I went to try it but unfortunately requires license to be activated before trying out.
This is great! I’ve been diving deep into local models that can run on this kind of hardware. Been building this exact same thing, but for complete recordings of meetings and such because, why not? I can even run a low-end model with ollama to refine and summaries the transcription. Even combining with smaller embedding models for a modern, semantic search.
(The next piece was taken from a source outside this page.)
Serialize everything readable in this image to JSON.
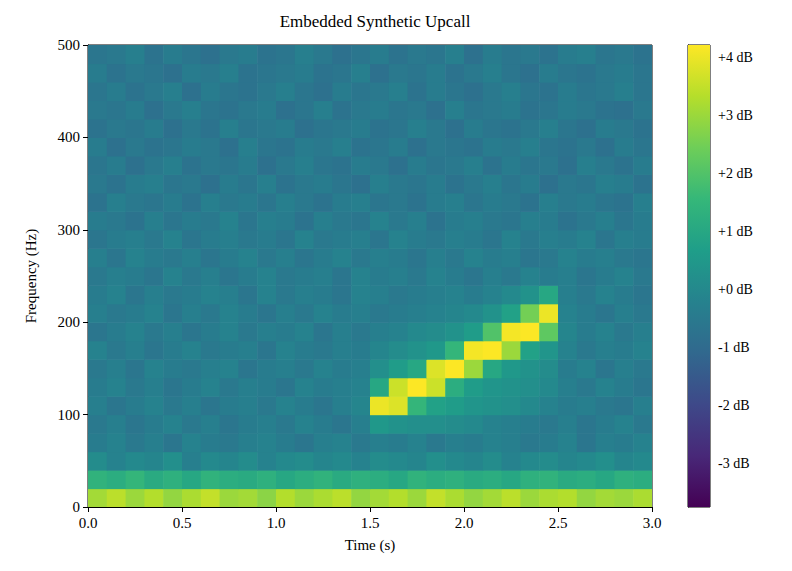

It has surprised me how well this works, and how fast it actually is locally.

Hopefully we will see even more locally run AI models in the future with a complete package.

This is an ad for speech-to-text app that you need to pay for

Spokenly is free (one time fee of $0) and does the same (and even more)

I'm deaf, so I test a lot of speech to text and transcription apps from an accessibility point of view.

My answer to "why have a monthly subscription" would be that you need capabilities that Whisper doesn't handle well, like real-time transcription in noisy environments.

That's not the niche you're targeting here, though. :)

My experience is that Whisper - not being built for real time speech to text - isn't as good at it as other tools are. You can hack something together by stacking together progressively more audio frames to feed to Whisper to give it context, but IME, you're going to get better results from a model that's designed for real-time STT in the first place, or by using a service like Azure Speech to Text which has excellent noise resilience... but which is also an ongoing cost which would justify a subscription. Real-time Whisper also devours your battery quickly.

That said - while I've had very good experiences with Parakeet in MacWhisper, I'm curious if you evaluated Apple's SpeechAnalyzer APIs at all. It's unfortunately limited macOS/iOS/iPadOS 26+ since it's a new API, but it's on device, has comparable quality of results to Whisper Large v3 Turbo and Parakeet, and seems to be better on battery usage.